Senate confirms two nominees to U.S. District Court judgeships

The U.S. Senate confirmed two nominees to U.S. District Courts on April 9, 2019.
Daniel Domenico, nominee to the District of Colorado, was confirmed by a 57-42 vote. Four Democratic senators–Michael Bennet (Colo.), Doug Jones (Ala.), Joe Manchin (W.Va.), and Kyrsten Sinema (Ariz.)–voted with all Senate Republicans to confirm Domenico. When Domenico receives his commission, he will be the first judge nominated by Trump to join the seven-member court. He will join two judges nominated by President George W. Bush (R) and three judges nominated by President Barack Obama (D). The court will have one vacant seat.

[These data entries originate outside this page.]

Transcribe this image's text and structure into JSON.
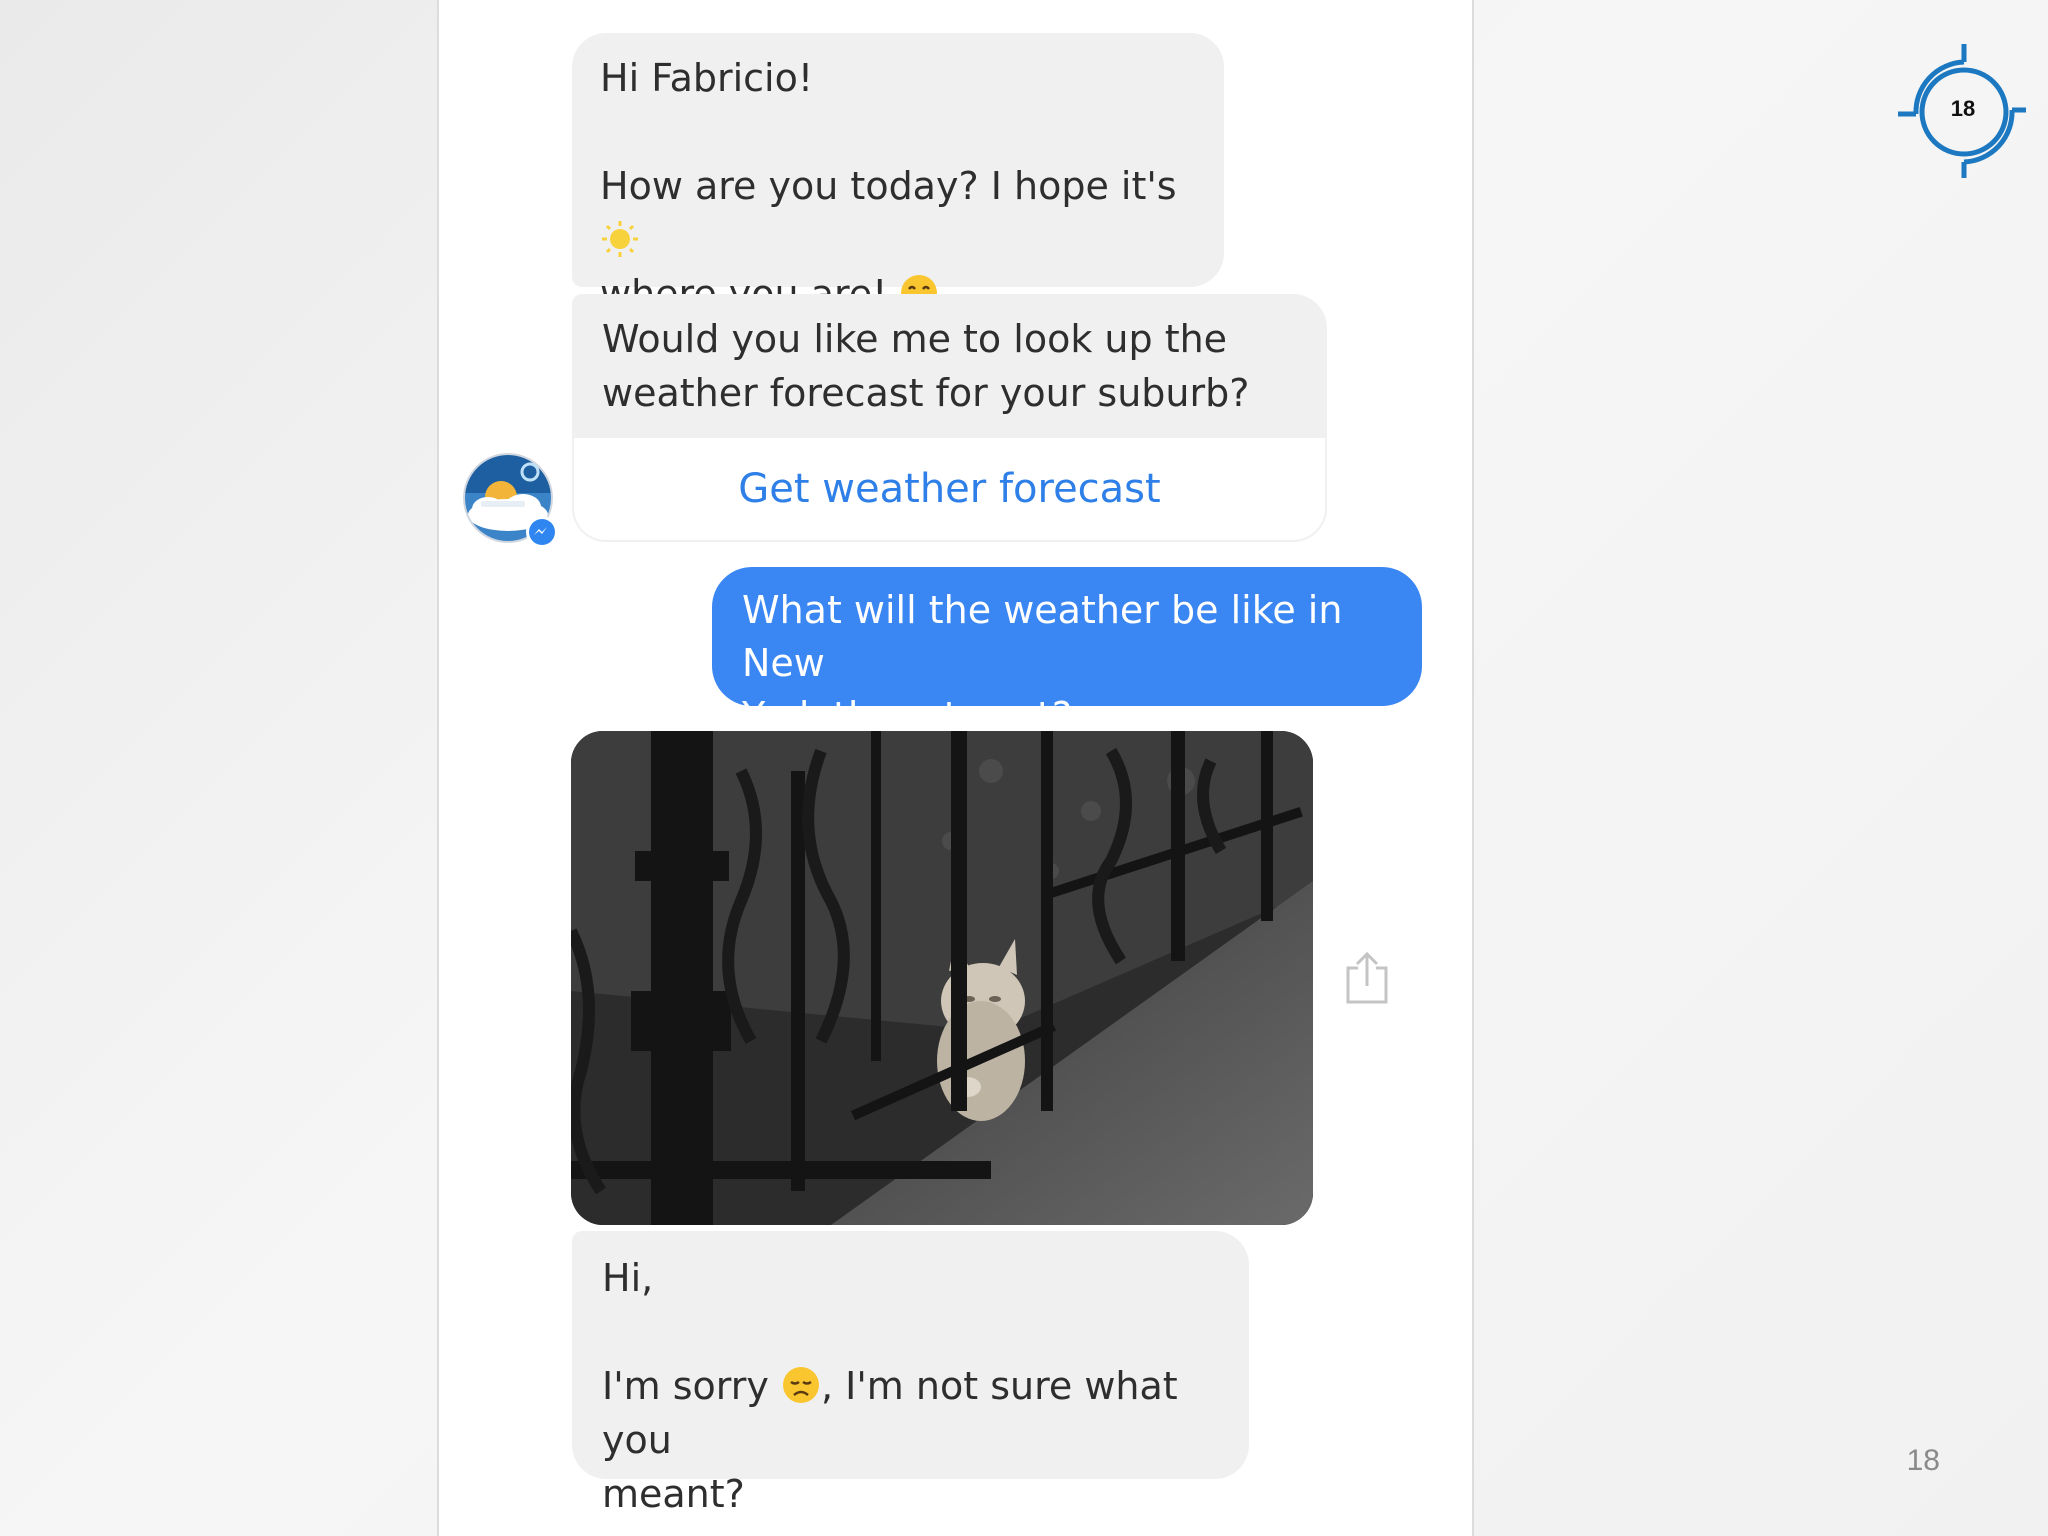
{
  "messages": {
    "greeting": {
      "line1": "Hi Fabricio!",
      "line2_a": "How are you today? I hope it's",
      "line3_a": "where you are!"
    },
    "prompt": {
      "text": "Would you like me to look up the\nweather forecast for your suburb?",
      "button_label": "Get weather forecast"
    },
    "user": {
      "text": "What will the weather be like in New\nYork thurs to sat?"
    },
    "reply": {
      "line1": "Hi,",
      "line2_a": "I'm sorry",
      "line2_b": ", I'm not sure what you",
      "line3": "meant?"
    }
  },
  "icons": {
    "sun": "sun-emoji",
    "grin": "grinning-emoji",
    "sad": "disappointed-emoji",
    "share": "share-icon",
    "messenger": "messenger-badge"
  },
  "colors": {
    "user_bubble": "#3a86f3",
    "bot_bubble": "#f0f0f0",
    "link": "#2e7fe8",
    "badge": "#1c78c0"
  },
  "slide": {
    "badge_number": "18",
    "page_number": "18"
  }
}
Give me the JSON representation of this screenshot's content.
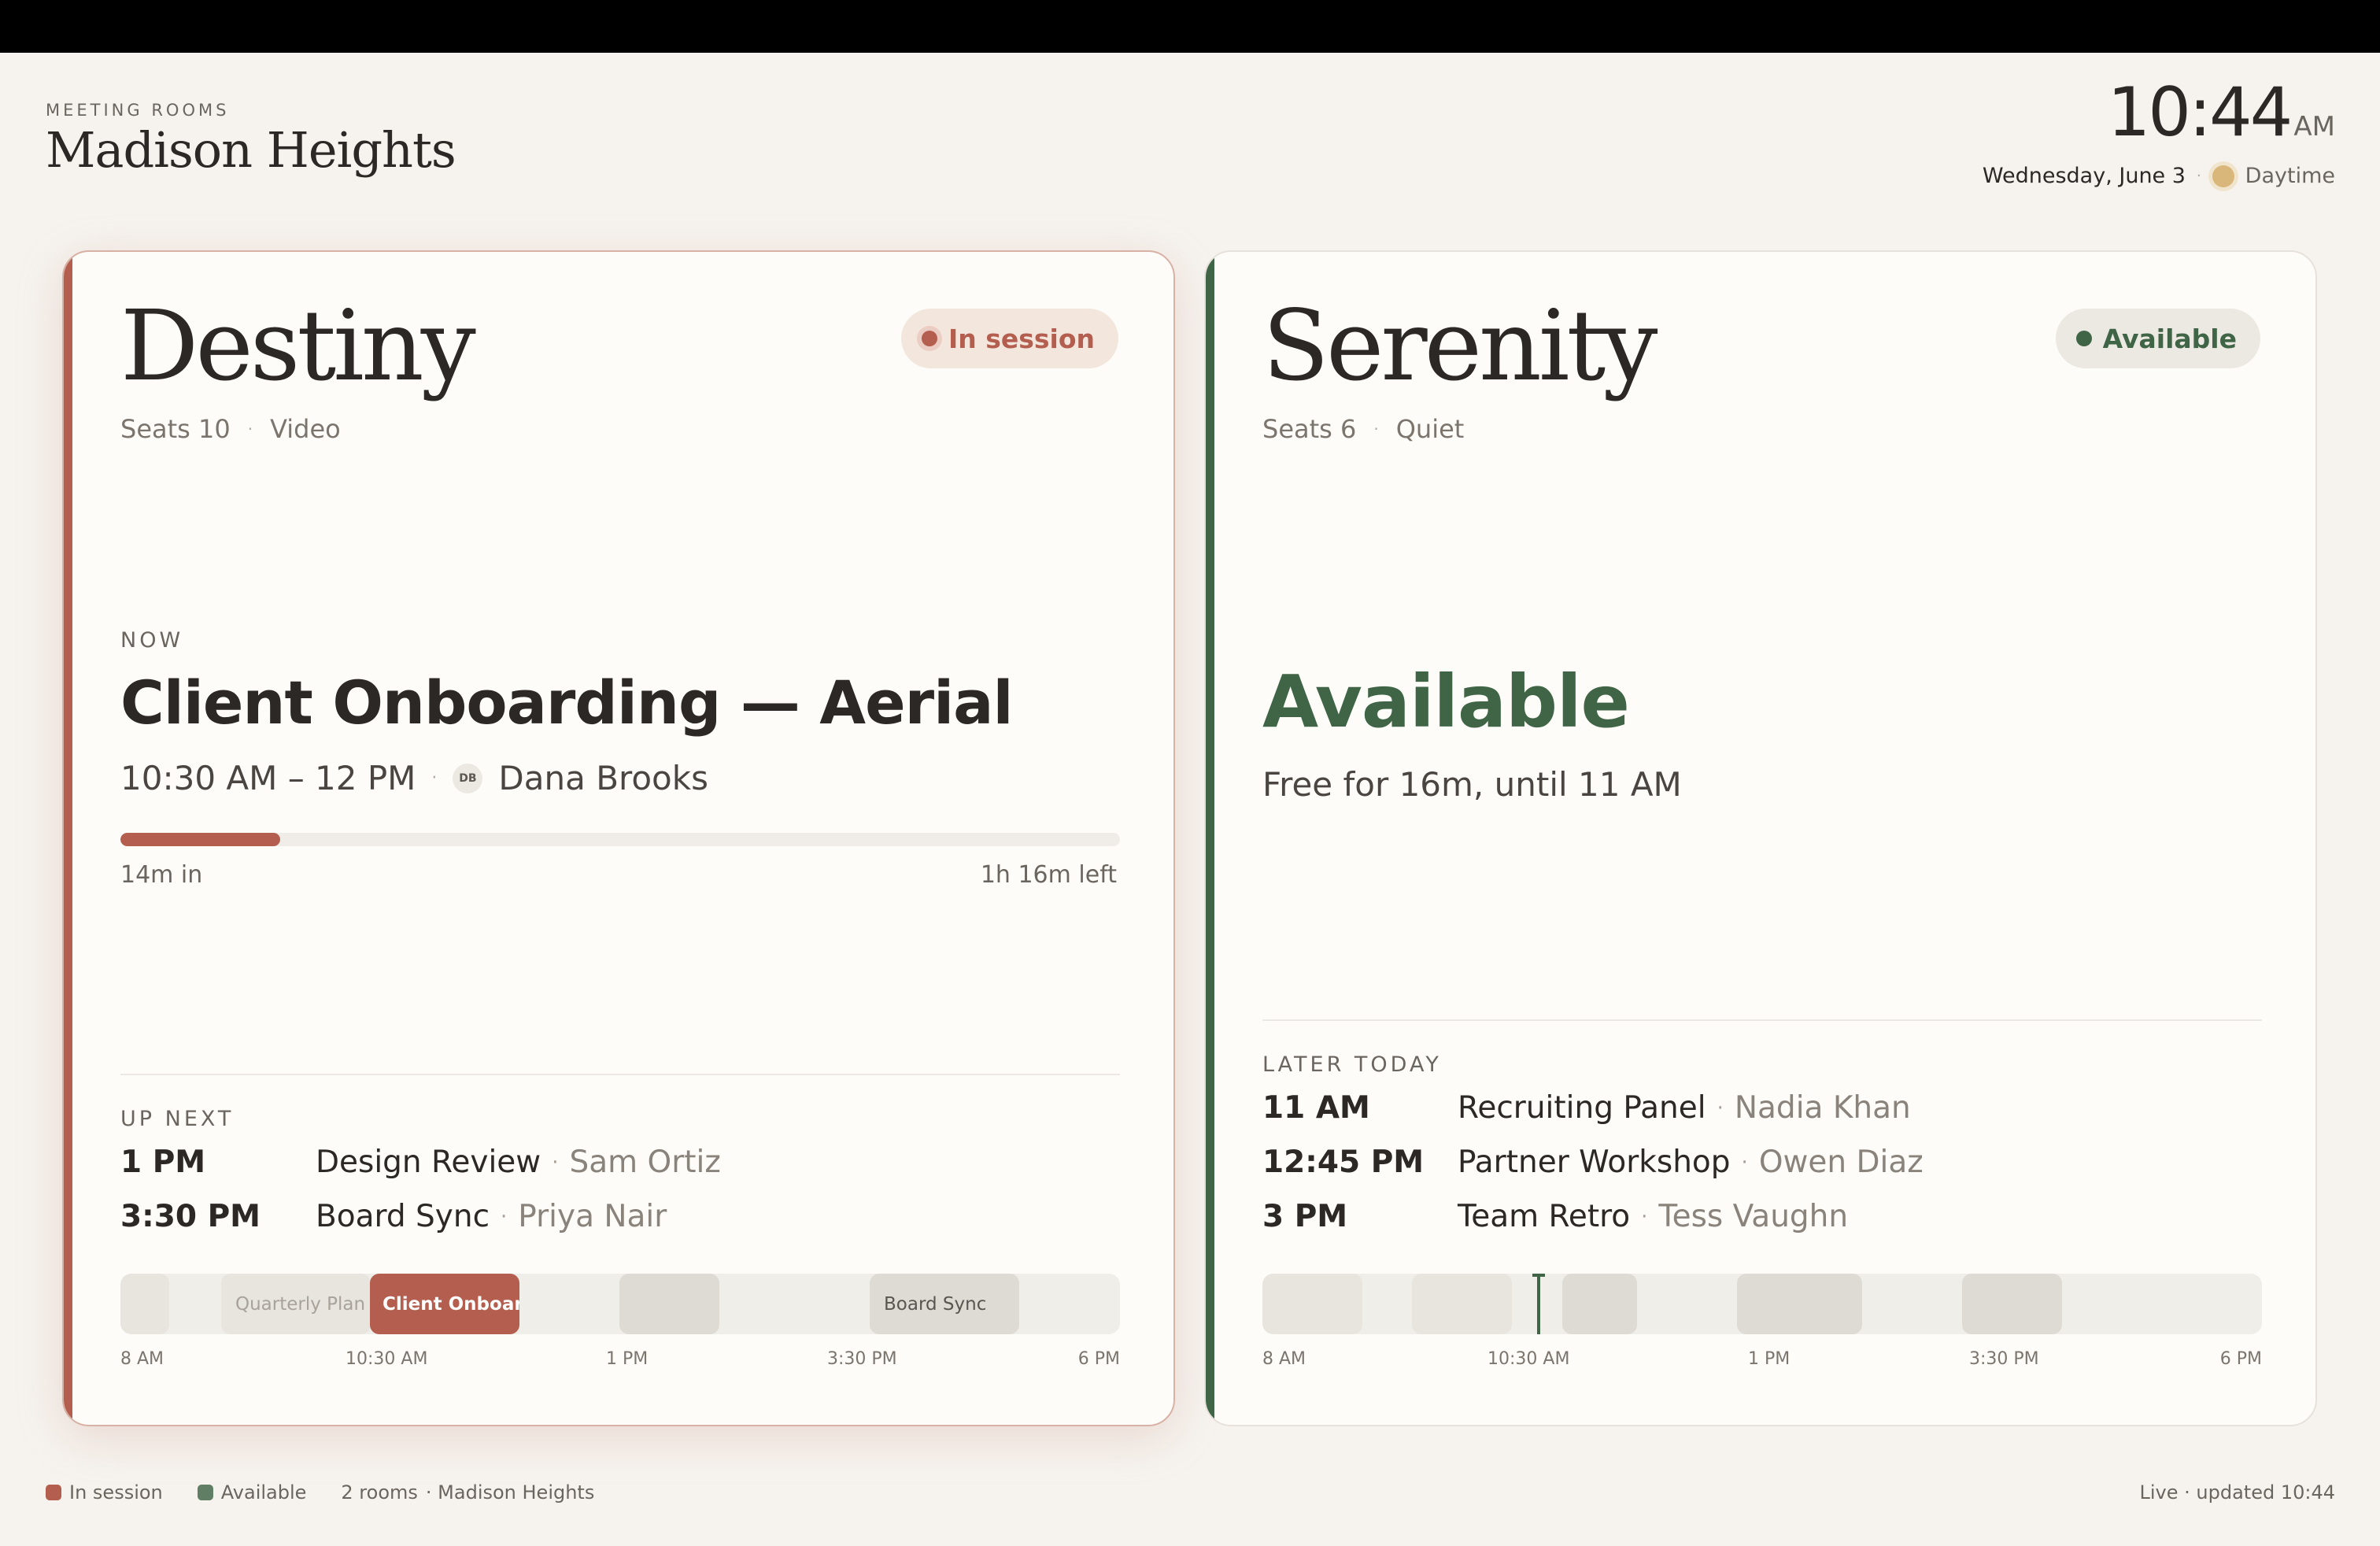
{
  "header": {
    "kicker": "MEETING ROOMS",
    "location": "Madison Heights",
    "time": "10:44",
    "ampm": "AM",
    "date": "Wednesday, June 3",
    "daytime_label": "Daytime"
  },
  "colors": {
    "busy": "#b45e4f",
    "available": "#3f6546",
    "background": "#f6f3ef",
    "card": "#fefcf8"
  },
  "rooms": [
    {
      "name": "Destiny",
      "seats": "Seats 10",
      "feature": "Video",
      "status": "In session",
      "now": {
        "kicker": "NOW",
        "title": "Client Onboarding — Aerial",
        "time": "10:30 AM – 12 PM",
        "host_initials": "DB",
        "host": "Dana Brooks",
        "progress": 0.16,
        "elapsed": "14m in",
        "remaining": "1h 16m left"
      },
      "schedule_kicker": "UP NEXT",
      "schedule": [
        {
          "time": "1 PM",
          "title": "Design Review",
          "host": "Sam Ortiz"
        },
        {
          "time": "3:30 PM",
          "title": "Board Sync",
          "host": "Priya Nair"
        }
      ],
      "timeline": {
        "blocks": [
          {
            "label": "Quarterly Plan",
            "state": "past"
          },
          {
            "label": "Client Onboarding",
            "state": "current"
          },
          {
            "label": "Board Sync",
            "state": "future"
          }
        ],
        "ticks": [
          "8 AM",
          "10:30 AM",
          "1 PM",
          "3:30 PM",
          "6 PM"
        ]
      }
    },
    {
      "name": "Serenity",
      "seats": "Seats 6",
      "feature": "Quiet",
      "status": "Available",
      "available": {
        "title": "Available",
        "subtitle": "Free for 16m, until 11 AM"
      },
      "schedule_kicker": "LATER TODAY",
      "schedule": [
        {
          "time": "11 AM",
          "title": "Recruiting Panel",
          "host": "Nadia Khan"
        },
        {
          "time": "12:45 PM",
          "title": "Partner Workshop",
          "host": "Owen Diaz"
        },
        {
          "time": "3 PM",
          "title": "Team Retro",
          "host": "Tess Vaughn"
        }
      ],
      "timeline": {
        "ticks": [
          "8 AM",
          "10:30 AM",
          "1 PM",
          "3:30 PM",
          "6 PM"
        ]
      }
    }
  ],
  "footer": {
    "legend_busy": "In session",
    "legend_available": "Available",
    "rooms_count": "2 rooms",
    "location": "· Madison Heights",
    "status": "Live · updated 10:44"
  }
}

Patrick Wyrick, nominee to the Western District of Oklahoma, was confirmed by a 53-47 vote along party lines. Wyrick will join two other judges nominated by Trump and two judges nominated by George W. Bush on the seven-member court. There are two vacancies.
Domenico and Wyrick are the second and third nominees, respectively, to be confirmed to a U.S. District Court under a new precedent the Senate established last week.
On April 3, 2019, the U.S. Senate voted 51-48 in favor of a change to chamber precedent lowering the maximum time allowed for debate on executive nominees to posts below the Cabinet level and on nominees to district court judgeships from 30 hours after invoking cloture to two.
The change was passed under a procedure which requires 51 votes rather than 60 that is often referred to as the nuclear option.